Rotterdamsche Courant 04 mei 1822114

Amsterdam, 2 mei. Volgens brief van kapt. K. Riesen, voerende het schip de VRIENDSCHAP, van Amsterdam naar St. Thomas, geschreven uit zee den 28 april, des avonds te 6 uren, was hij die avond uit Texel in zee gezeild.

 

RC 11 januari 1823114

Uittreksel uit de Lloyd’s Lijsten van den 31 december 1822 en 3 januari:

Bij Eastbourne is aan strand gedreven een gedeelte van de achtersteven van een schip, gemerkt VRIENDSCHAP, van Amsterdam, alsmede verscheiden kisten met laarzen en schoenen. Een grote ra is te Rye opgevist, en men denkt derhalve, dat het schip, hetwelk waarschijnlijk verongelukt is, zeer groot moet geweest zijn (opm: galjas, kapt. K. Riesen)

 

RC 04 februari 1822114

In een brief van Newhaven van den 15 dezer wordt gemeld, dat te Eastbourne zijn aangebracht diverse vaten met traan en een doos, bevattende 86 paren schoenen. Men veronderstelde, dat zo te Hastings als te Rye enz. omtrent 150 vaten traan bij elkander zouden zijn. Die, welke te Boulogne zijn, waren van dezelfde lading afkomstig en door Franse vissers op de Engelse kust gevist. Bovenstaande vaten zijn geladen geweest in het schip de VRIENDSCHAP, kapt.
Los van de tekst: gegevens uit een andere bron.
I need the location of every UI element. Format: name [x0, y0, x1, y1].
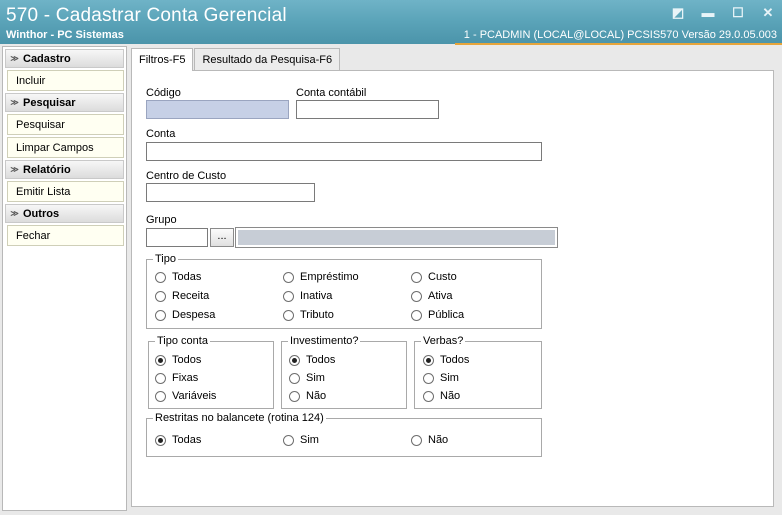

K. Riesen, van Bergen naar Dordrecht, weshalve men het voor genoegzaam zeker kan houden, dat dit schip geheel verongelukt is.

 

RC 29 maart 1822114

Amsterdam, 27 maart. Volgens een bekendmaking van de opperstrandvonder over de eilanden Voorne, Goedereede en Over-Flakké is den 20 dezer aan de stranden van West-Voorne aangespoeld en vervolgens aldaar begraven het lijk van een manspersoon, gekleed in blauwe Friese peijekker, het hemd gemerkt J.P, hebbende bij zich een zilver horologie en drie gouden buitenlandse geldstukken. Men vermoedde deze persoon de stuurman of ander beambte te zijn geweest van het galjas de VRIENDSCHAP, kapt. K. Riesen, den 28 april 1822 uit Texel naar St. Thomas gezeild, alzo hij in een zeildoek op de borst had het dagverhaal van het gezegde schip, begonnen in april en voortgezet tot den 17 december 1822. Dit bericht laat geen twijfel over aan het verongelukken van die bodem op de reis van Bergen naar Dordrecht.

 

Rotterdamsche Courant 27 augustus 1822114

Amsterdam, 25 augustus. Volgens een brief, den 20 dezer geschreven aan boord van het Deense brikschip DISCO, gevoerd door kapt. J. Jacobsen, den 3 juli van St. Thomas naar Hamburg vertrokken, toen in goede staat op de hoogte van de Breeveertien zeilende, lagen aldaar zeilklaar het galjootschip de VRIENDSCHAP, kapt. C. Riese, en HERMAN, kapt. Clausen, naar Amsterdam, alsmede het schip de DOLFIJN naar Rotterdam en onderscheiden andere schepen naar Bremen en Hamburg.